In 2012, Aria learned she was pregnant and stopped taking her medication due to its possible side effects on her unborn child. As a result, Aria's PSVT symptoms became uncontrolled; normal pregnancy symptoms such as fatigue and nausea also were exacerbated by her condition. She was placed on bed rest and missed three work days in early 2013. Upon returning, Aria was fired due to her absences.

The EEOC's lawsuit claimed NHC refused to accommodate Aria's medical needs and unfairly fired her because of her disability and pregnancy.

NHC did not respond to a McKnight's request for comment by press time Thursday.
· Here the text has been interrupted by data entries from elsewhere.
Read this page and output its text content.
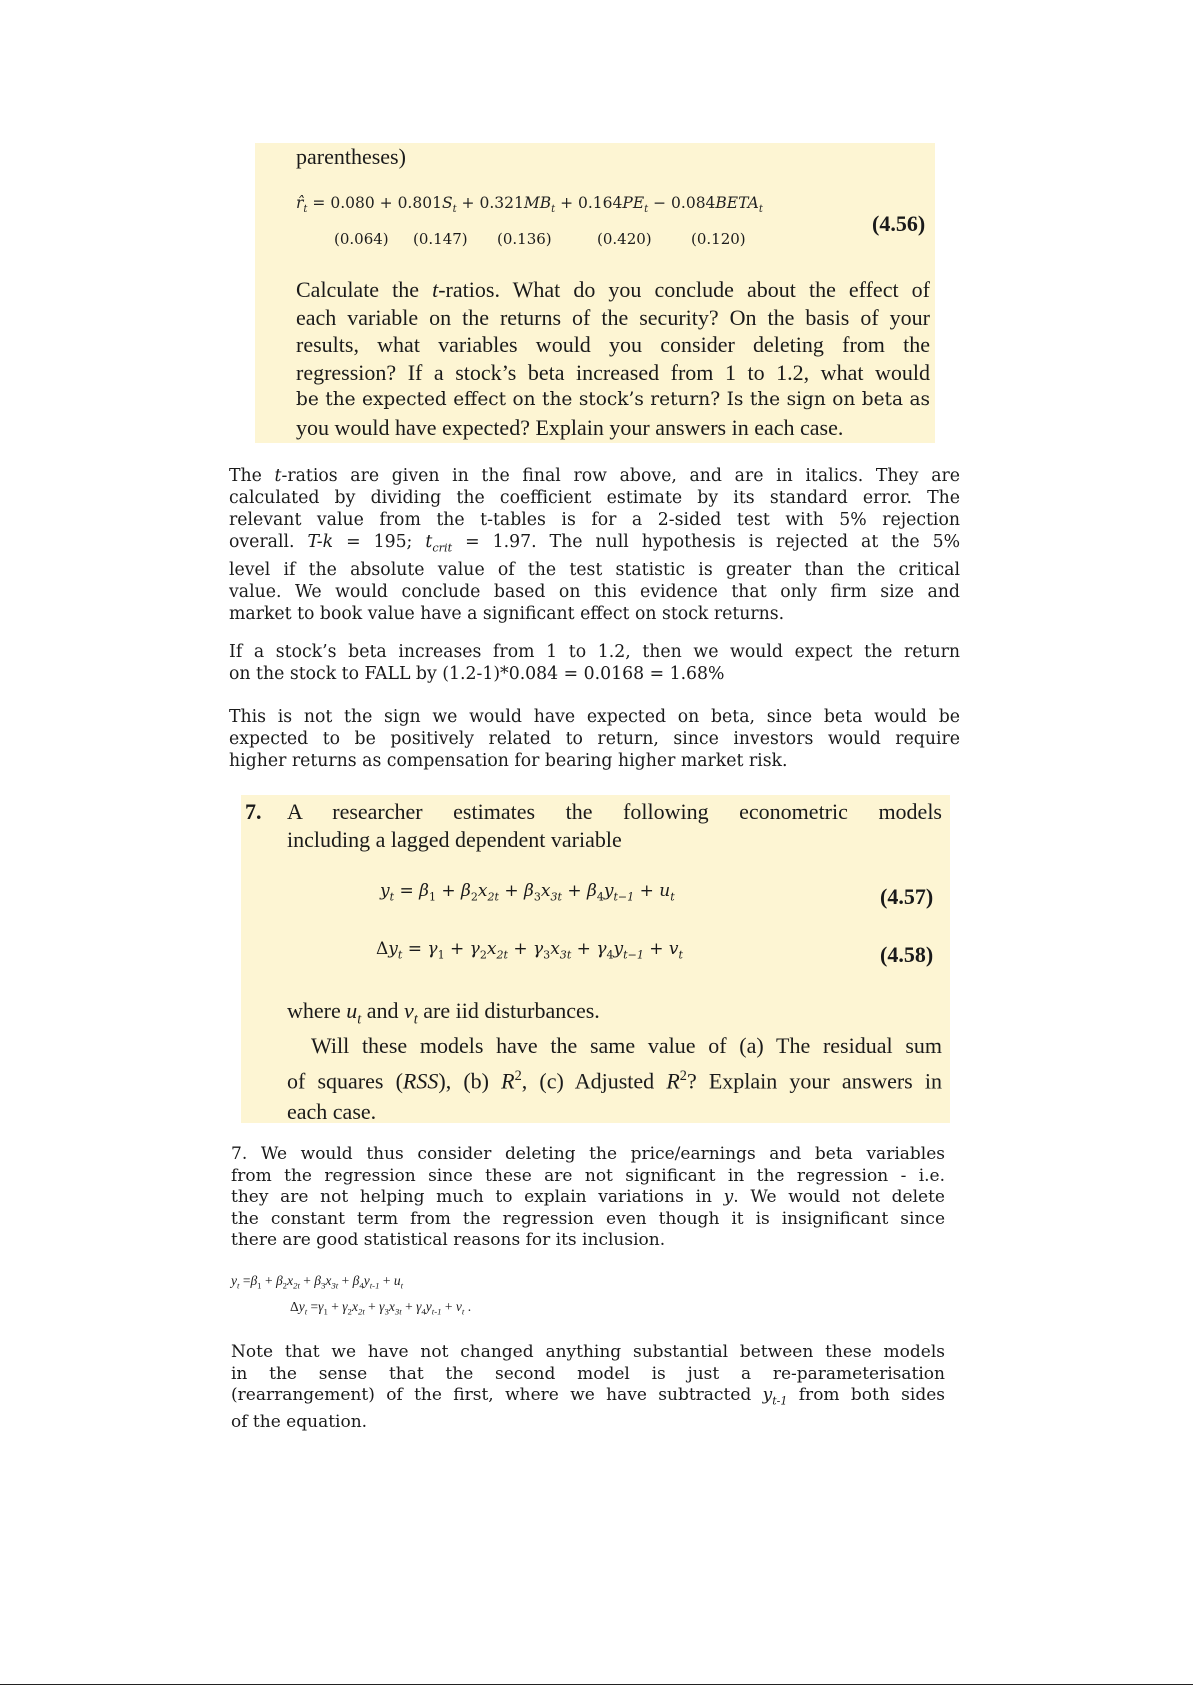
parentheses)
$r̂_t = 0.080 + 0.801S_t + 0.321MB_t + 0.164PE_t$ − $0.084BETA_t$
(4.56)
(0.064) (0.147) (0.136)	(0.420)	(0.120)
Calculate the t-ratios. What do you conclude about the effect of
each variable on the returns of the security? On the basis of your
results, what variables would you consider deleting from the
regression? If a stock’s beta increased from 1 to 1.2, what would
be the expected effect on the stock’s return? Is the sign on beta as
you would have expected? Explain your answers in each case.
The t-ratios are given in the final row above, and are in italics. They are
calculated by dividing the coefficient estimate by its standard error. The
relevant value from the t-tables is for a 2-sided test with 5% rejection
overall. T-k = 195; $t_{crit} = 1.97$. The null hypothesis is rejected at the 5%
level if the absolute value of the test statistic is greater than the critical
value. We would conclude based on this evidence that only firm size and
market to book value have a significant effect on stock returns.
If a stock’s beta increases from 1 to 1.2, then we would expect the return
on the stock to FALL by (1.2-1)*0.084 = 0.0168 = 1.68%
This is not the sign we would have expected on beta, since beta would be
expected to be positively related to return, since investors would require
higher returns as compensation for bearing higher market risk.
7. A researcher estimates the following econometric models
including a lagged dependent variable
$y_t = \beta_1 + \beta_2x_{2t} + \beta_3x_{3t} + \beta_4y_{t-1} + u_t$	(4.57)
$\Delta y_t = \gamma_1 + \gamma_2x_{2t} + \gamma_3x_{3t} + \gamma_4y_{t-1} + v_t$	(4.58)
where $u_t$ and $v_t$ are iid disturbances.
Will these models have the same value of (a) The residual sum
of squares (RSS), (b) $R^2$, (c) Adjusted $R^2$? Explain your answers in
each case.
7. We would thus consider deleting the price/earnings and beta variables
from the regression since these are not significant in the regression - i.e.
they are not helping much to explain variations in y. We would not delete
the constant term from the regression even though it is insignificant since
there are good statistical reasons for its inclusion.
$y_t =\beta_1 + \beta_2x_{2t} + \beta_3x_{3t} + \beta_4y_{t-1} + u_t$
$\Delta y_t =\gamma_1 + \gamma_2x_{2t} + \gamma_3x_{3t} + \gamma_4y_{t-1} + v_t$ .
Note that we have not changed anything substantial between these models
in the sense that the second model is just a re-parameterisation
(rearrangement) of the first, where we have subtracted $y_{t-1}$ from both sides
of the equation.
As part of the settlement, NHC also agreed to a two-year decree prohibiting the company from taking any “adverse personnel actions” against employees based on their pregnancy status or disability.

"This settlement should remind employers that federal law protects pregnant workers who develop a disability during pregnancy," Lynette Barnes, regional attorney for the EEOC's Charlotte District Office, wrote in an EEOC statement.